Tuttavia, come si è visto, così non è.

La presunta “efficacia reale” delle clausole di prelazione statutaria non pare condivisibile perché in realtà siffatte clausole non trasferiscono né la proprietà, né altro diritto reale (se non la prelazione, che tuttavia non incide direttamente sulla circolazione del bene), ma costituiscono un “obbligo” per i soci riguardo alla procedura da seguire in caso di alienazione della partecipazione ed a chi offrirle primariamente.

Pertanto, la tesi che si tratti di un negozio giuridico “ad effetti reali” non convince, perché la mera stipula di una clausola di prelazione statutaria non comporta l’effetto (reale, appunto) della materiale traditio del bene (la partecipazione) in favore degli altri soci, ma attribuisce loro un semplice diritto di preferenza, a parità di condizioni.

D’altronde, se così non fosse, come detto, anche la questione del retratto della partecipazione sociale in caso di alienazione in violazione della clausola di prelazione dovrebbe essere risolta con il riconoscimento di un diritto automatico sic et sempliciter a rivendicare la partecipazione medesima nei confronti del terzo, anche se di buona fede.
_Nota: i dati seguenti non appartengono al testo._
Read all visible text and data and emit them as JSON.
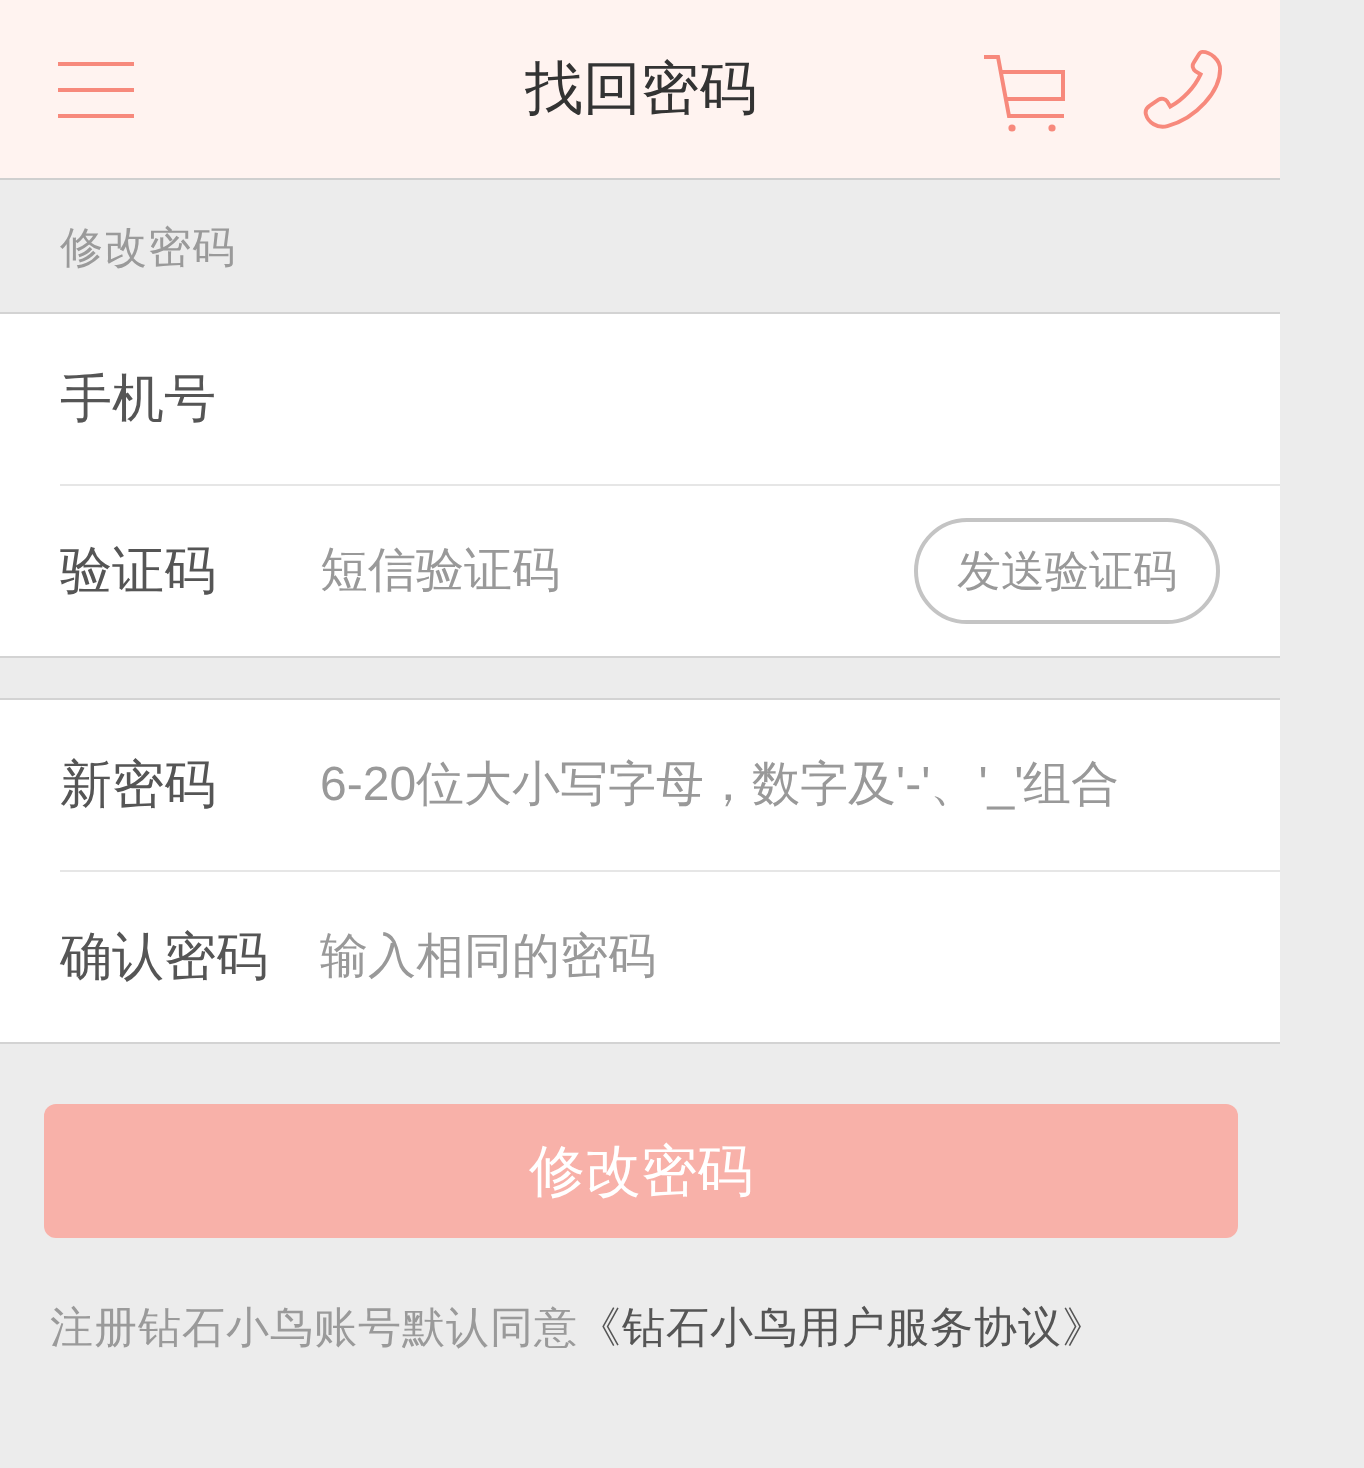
{
  "header": {
    "title": "找回密码"
  },
  "section_label": "修改密码",
  "field_groups": [
    {
      "fields": [
        {
          "kind": "text",
          "label": "手机号"
        },
        {
          "kind": "code",
          "label": "验证码",
          "placeholder": "短信验证码",
          "action": "发送验证码"
        }
      ]
    },
    {
      "fields": [
        {
          "kind": "text",
          "label": "新密码",
          "placeholder": "6-20位大小写字母，数字及'-'、'_'组合"
        },
        {
          "kind": "text",
          "label": "确认密码",
          "placeholder": "输入相同的密码"
        }
      ]
    }
  ],
  "submit_button": "修改密码",
  "agreement": {
    "text": "注册钻石小鸟账号默认同意",
    "link": "《钻石小鸟用户服务协议》"
  }
}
Tuttavia, abbiamo visto che il retratto viene categoricamente escluso dalla giurisprudenza di legittimità, il che conferma l’efficacia obbligatoria (e non reale) delle clausole di prelazione sociale.

Si può, pertanto, affermare che la giurisprudenza di legittimità, pur dibattendo sulla qualificazione giuridica, abbia fornito risposta univoca: la violazione della prelazione comporta l’inopponibilità alla società ed ai soci (incluso il risarcimento del danno), ma non la facoltà di riscattare dal terzo la partecipazione.

Corollario di tale principio risiede nel corretto inquadramento e nella conseguente corretta qualificazione giuridica dell’istituto, alla luce dell’orientamento di legittimità richiamato: si ritiene, pertanto, di poter affermare che le clausole di prelazione statutaria costituiscano obbligazioni di natura negoziale ad effetti obbligatori.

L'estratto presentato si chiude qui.